Its eye watering and nose burning. It closes my throat and shreds at my lungs. It not the standard train smell of recycled BO. Its the smell of an electrical fire. It started small. Just a hint. I snap my phone shut and ask my mate if he smells that. He pauses and admits that he does. I thought it was outside, but its getting worse. Its inside the carriage. My train smells like an electrical fire. People begin to leave the carriage and move to the next one. Some people loiter in the end bit, where we were sitting, and complain.

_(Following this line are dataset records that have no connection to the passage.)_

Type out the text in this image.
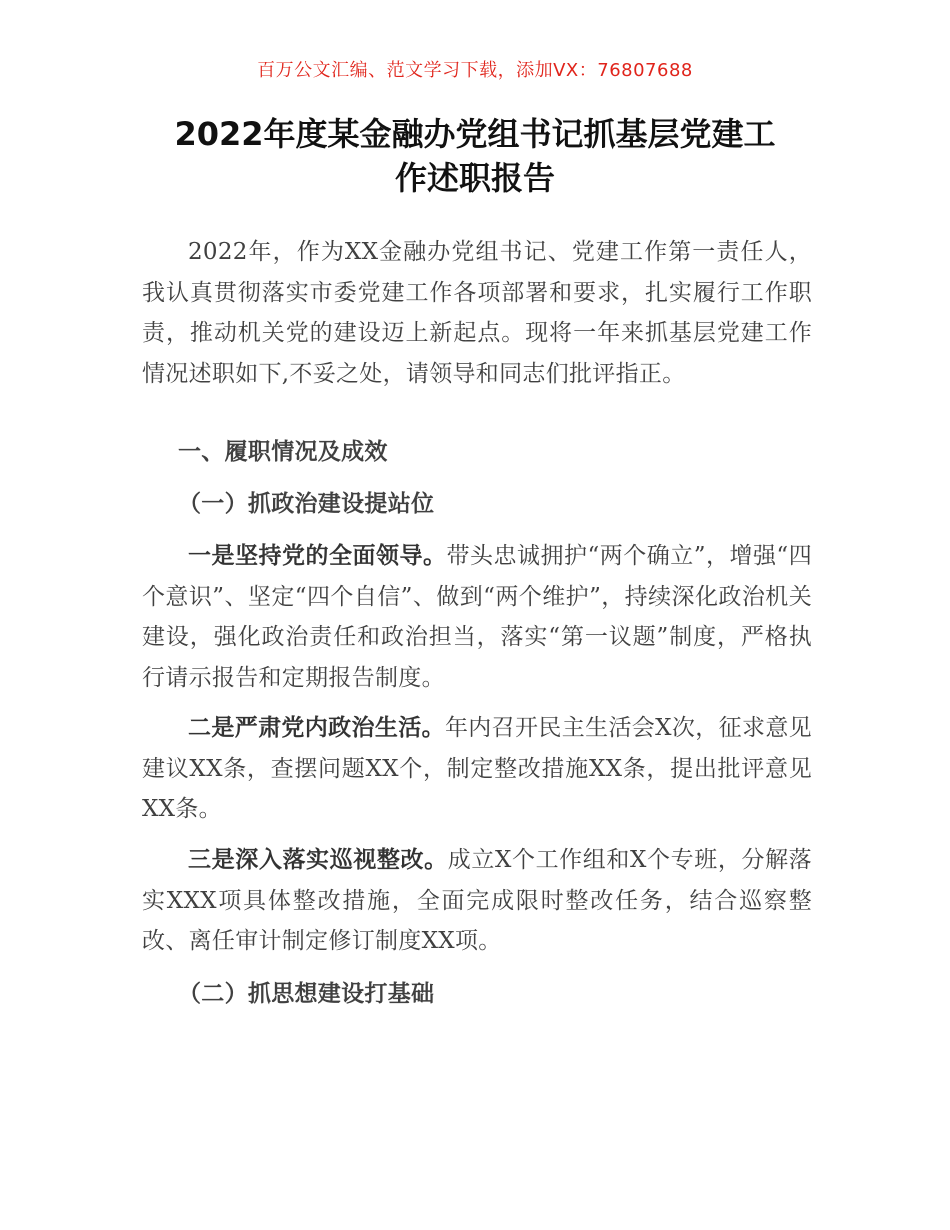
百万公文汇编、范文学习下载，添加VX：76807688
2022年度某金融办党组书记抓基层党建工
作述职报告

2022年，作为XX金融办党组书记、党建工作第一责任人，我认真贯彻落实市委党建工作各项部署和要求，扎实履行工作职责，推动机关党的建设迈上新起点。现将一年来抓基层党建工作情况述职如下,不妥之处，请领导和同志们批评指正。

一、履职情况及成效

（一）抓政治建设提站位

一是坚持党的全面领导。带头忠诚拥护“两个确立”，增强“四个意识”、坚定“四个自信”、做到“两个维护”，持续深化政治机关建设，强化政治责任和政治担当，落实“第一议题”制度，严格执行请示报告和定期报告制度。

二是严肃党内政治生活。年内召开民主生活会X次，征求意见建议XX条，查摆问题XX个，制定整改措施XX条，提出批评意见XX条。

三是深入落实巡视整改。成立X个工作组和X个专班，分解落实XXX项具体整改措施，全面完成限时整改任务，结合巡察整改、离任审计制定修订制度XX项。

（二）抓思想建设打基础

I get up and press the emergency call button next to the door. I wait. Press it again. 30 seconds pass. I fumble for my phone to call 000 (the Aus emergency number), when the guard answers the speaker. I tell him our carriage smells like smoke. Its pretty bad. He tells me they'll investigate at the next stop, about 10 minutes away. I return to my seat, the smell is beginning to clear, but it still lingers in the air. Everyone is standing around, looking at me. I relay the message to them.
The train stops instead at the next station. We sit there a while. They open the doors (Fresh air, yay) and the guard comes down. He evacuates the carriage and seals it off, so that no one will try to get on at the next station. We all moved to the next carriage along. IT was strange. Most of the time people do not talk to each other on trains, but once shit happened, we were interacting with each other, and introducing ourselves, asking about work etc.

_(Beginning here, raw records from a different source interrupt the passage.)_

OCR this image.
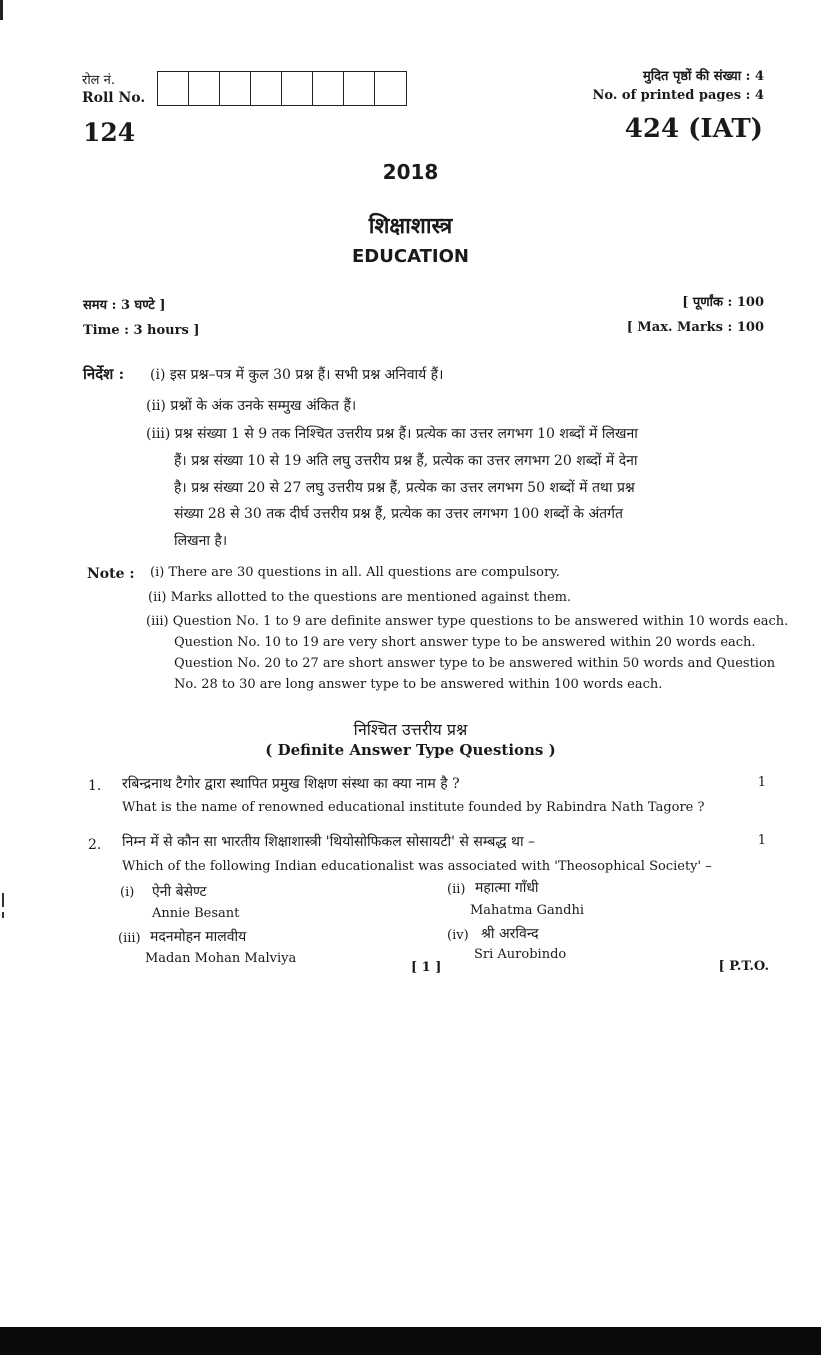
रोल नं.
Roll No.
124
मुदित पृष्ठों की संख्या : 4
No. of printed pages : 4
424 (IAT)
2018
शिक्षाशास्त्र
EDUCATION
समय : 3 घण्टे ]
Time : 3 hours ]
[ पूर्णांक : 100
[ Max. Marks : 100
निर्देश : (i) इस प्रश्न–पत्र में कुल 30 प्रश्न हैं। सभी प्रश्न अनिवार्य हैं।
(ii) प्रश्नों के अंक उनके सम्मुख अंकित हैं।
(iii) प्रश्न संख्या 1 से 9 तक निश्चित उत्तरीय प्रश्न हैं। प्रत्येक का उत्तर लगभग 10 शब्दों में लिखना
हैं। प्रश्न संख्या 10 से 19 अति लघु उत्तरीय प्रश्न हैं, प्रत्येक का उत्तर लगभग 20 शब्दों में देना
है। प्रश्न संख्या 20 से 27 लघु उत्तरीय प्रश्न हैं, प्रत्येक का उत्तर लगभग 50 शब्दों में तथा प्रश्न
संख्या 28 से 30 तक दीर्घ उत्तरीय प्रश्न हैं, प्रत्येक का उत्तर लगभग 100 शब्दों के अंतर्गत
लिखना है।
Note : (i) There are 30 questions in all. All questions are compulsory.
(ii) Marks allotted to the questions are mentioned against them.
(iii) Question No. 1 to 9 are definite answer type questions to be answered within 10 words each.
Question No. 10 to 19 are very short answer type to be answered within 20 words each.
Question No. 20 to 27 are short answer type to be answered within 50 words and Question
No. 28 to 30 are long answer type to be answered within 100 words each.
निश्चित उत्तरीय प्रश्न
( Definite Answer Type Questions )
1. रबिन्द्रनाथ टैगोर द्वारा स्थापित प्रमुख शिक्षण संस्था का क्या नाम है ?
What is the name of renowned educational institute founded by Rabindra Nath Tagore ?
1
2. निम्न में से कौन सा भारतीय शिक्षाशास्त्री 'थियोसोफिकल सोसायटी' से सम्बद्ध था –
Which of the following Indian educationalist was associated with 'Theosophical Society' –
1
(i) ऐनी बेसेण्ट
Annie Besant
(ii) महात्मा गाँधी
Mahatma Gandhi
(iii) मदनमोहन मालवीय
Madan Mohan Malviya
(iv) श्री अरविन्द
Sri Aurobindo
[ 1 ]	[ P.T.O.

We go to the next big station, where peak hour trains stop regularly, and the train stops again. We figure they need to seal off the doors on the other side of the train. This time one of the guards on the platform is insisting the driver open the doors. The doors open, more fresh air. This time the driver insists we evacuate the train. Everybody to platform 4.

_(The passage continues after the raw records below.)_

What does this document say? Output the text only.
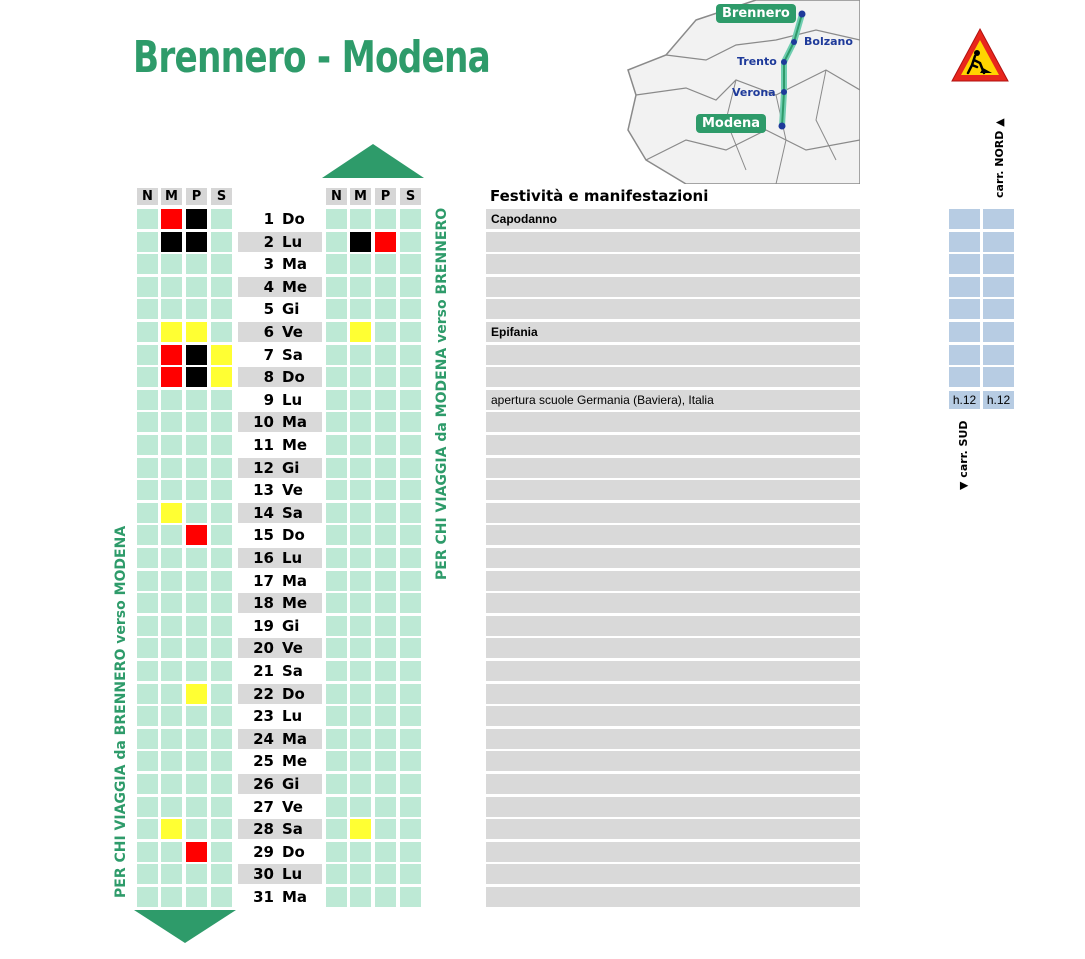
Brennero - Modena
Brennero
Bolzano
Trento
Verona
Modena
N M	P	S	N M	P	S	Festività e manifestazioni
1 Do	Capodanno
2 Lu
3 Ma
4 Me
5 Gi
6 Ve	Epifania
7 Sa
8 Do
9 Lu	apertura scuole Germania (Baviera), Italia
10 Ma
11 Me
12 Gi
13 Ve
14 Sa
15 Do
16 Lu
17 Ma
18 Me
19 Gi
20 Ve
21 Sa
22 Do
23 Lu
24 Ma
25 Me
26 Gi
27 Ve
28 Sa
29 Do
30 Lu
31 Ma
PER CHI VIAGGIA da BRENNERO verso MODENA
PER CHI VIAGGIA da MODENA verso BRENNERO
carr. NORD ▲
h.12 h.12
▼ carr. SUD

Going up the stairs with what felt like a few thousand other people, and my mate comments that this is all my fault. I get the giggles. I love making an impact. His girlfriend makes a comment about the 'I never' game. "I've never emptied a whole peak hour train." We file up the stairs, over the tracks, and back down the stairs to the platform. We're standing six deep, my back is to the stairs and people are lined as far forward as they can go. The platforms is chockers. Almost overflowing. The first train along isn't going anywhere near where we want to go. As it pulls in, the looks on the faces of its occupants was incredible.
Shock, horror. Seriously, stop reading for half a second and imagine it. Hilarity. I cracked up laughing again at them. The train was packed. Epically full. Have you seen the pictures of the guys in Japan who are employed to push people onto the trains to make them fit? It was like that. I skipped that train. About half of my peak hour train squeezed onto that peak hour train, electing to switch trains further down the line. Everybody else waited.
Immediately after it left, we were told there was a train going out our way. Departing in 2 minutes from the platform we had just left. Again, everybody trudges up the stairs and back down. Some poor guard was copping it from some woman about the whole kerfuffle.
So we crammed onto the train. It seemed most people wanted to get directly onto the carriage at the bottom of the stairs. It was jam packed full of people.
And that's how I evacuated a whole train. What an exciting start to the weekend!